On 6 February 2015, CIMB Group Holdings outlined its new T18 plans and key organization changes, with a mid-term target of achieving an ROE of 15%, CET1 ratio of over 11%, a cost to income ratio of below 50% and a 60% consumer banking income contribution by end-2018. The reorganisation exercise will see the creation of new regional divisions, key management changes across the Group, several retirements and will entail forthcoming appointments of new CEOs at CIMB Niaga and Group Asset Management & Investments and a Group Chief Compliance Officer.
As part of the T18 initiative, the Group announced its decision to close its offices in Sydney and Melbourne in Australia. This follows a strategic review of the Group's entire business and to align with its objective of reducing its Asia Pacific investment banking and equities operating cost by 30% in 2015.
“We go into 2015 with a significantly strengthened capital position, allowing us to better handle the banking industry headwinds. The growth prospects for emerging markets are softer this year and we are making 2015 a year of recalibration with the T18 initiatives providing a platform to make some difficult decisions to streamline operations, implement management and organizational changes to future proof CIMB. Costs will be a primary focus and we have started to streamline our operations and align our cost structures with market realities,” said Tengku Zafrul.

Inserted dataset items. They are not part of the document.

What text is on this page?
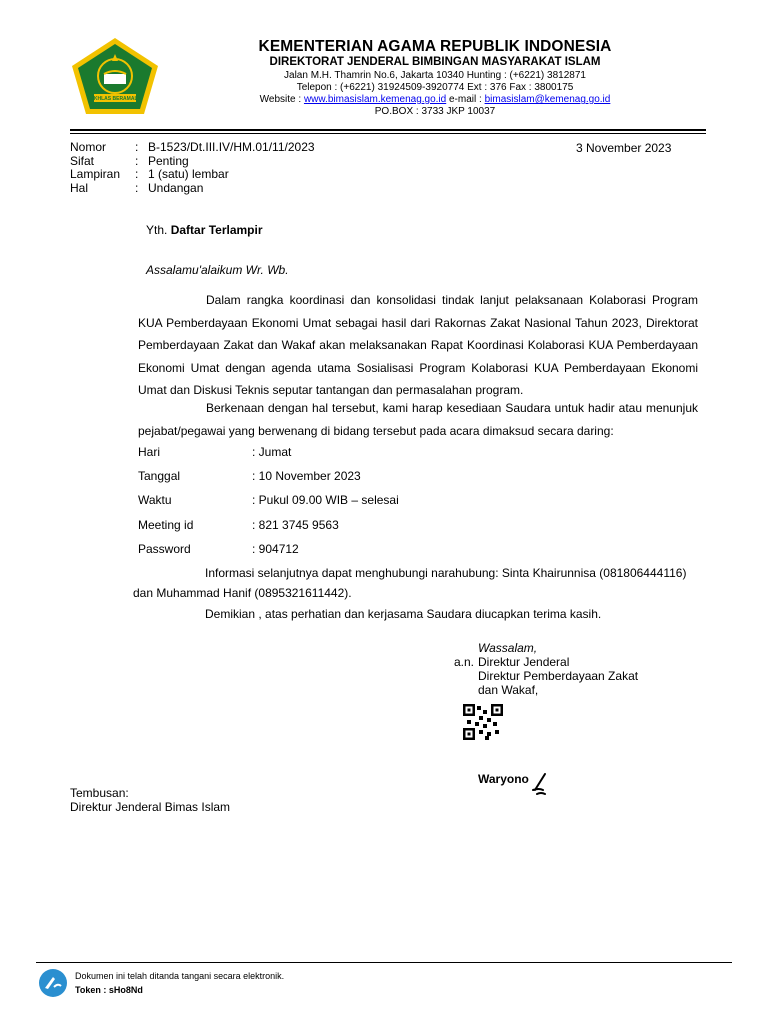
IKHLAS BERAMAL
KEMENTERIAN AGAMA REPUBLIK INDONESIA
DIREKTORAT JENDERAL BIMBINGAN MASYARAKAT ISLAM
Jalan M.H. Thamrin No.6, Jakarta 10340 Hunting : (+6221) 3812871
Telepon : (+6221) 31924509-3920774 Ext : 376 Fax : 3800175
Website : www.bimasislam.kemenag.go.id e-mail : bimasislam@kemenag.go.id
PO.BOX : 3733 JKP 10037
Nomor	: B-1523/Dt.III.IV/HM.01/11/2023
Sifat	: Penting
Lampiran	: 1 (satu) lembar
Hal	: Undangan
3 November 2023
Yth. Daftar Terlampir
Assalamu'alaikum Wr. Wb.

Dalam rangka koordinasi dan konsolidasi tindak lanjut pelaksanaan Kolaborasi Program KUA Pemberdayaan Ekonomi Umat sebagai hasil dari Rakornas Zakat Nasional Tahun 2023, Direktorat Pemberdayaan Zakat dan Wakaf akan melaksanakan Rapat Koordinasi Kolaborasi KUA Pemberdayaan Ekonomi Umat dengan agenda utama Sosialisasi Program Kolaborasi KUA Pemberdayaan Ekonomi Umat dan Diskusi Teknis seputar tantangan dan permasalahan program.

Berkenaan dengan hal tersebut, kami harap kesediaan Saudara untuk hadir atau menunjuk pejabat/pegawai yang berwenang di bidang tersebut pada acara dimaksud secara daring:

Hari	: Jumat
Tanggal	: 10 November 2023
Waktu	: Pukul 09.00 WIB – selesai
Meeting id	: 821 3745 9563
Password	: 904712
Informasi selanjutnya dapat menghubungi narahubung: Sinta Khairunnisa (081806444116)
dan Muhammad Hanif (0895321611442).
Demikian , atas perhatian dan kerjasama Saudara diucapkan terima kasih.
Wassalam,
a.n. Direktur Jenderal
Direktur Pemberdayaan Zakat
dan Wakaf,
Waryono
Tembusan:
Direktur Jenderal Bimas Islam
Dokumen ini telah ditanda tangani secara elektronik.
Token : sHo8Nd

Growth prospects for CIMB Malaysia should track the slower economic environment and moderation in consumer spending. CIMB Singapore is expected to perform positively with continued business expansion amidst steady economic growth, while the outlook for CIMB Thai suggests a gradual improvement in line with the expected economic recovery. Indonesia remains challenged by tight liquidity and slower asset growth although economic reforms are expected to gain traction from 2H15. The Group’s Treasury & Markets and Investment Banking businesses will have to maneuver difficult capital markets conditions given the volatile and unpredictable global markets,” said Tengku Zafrul.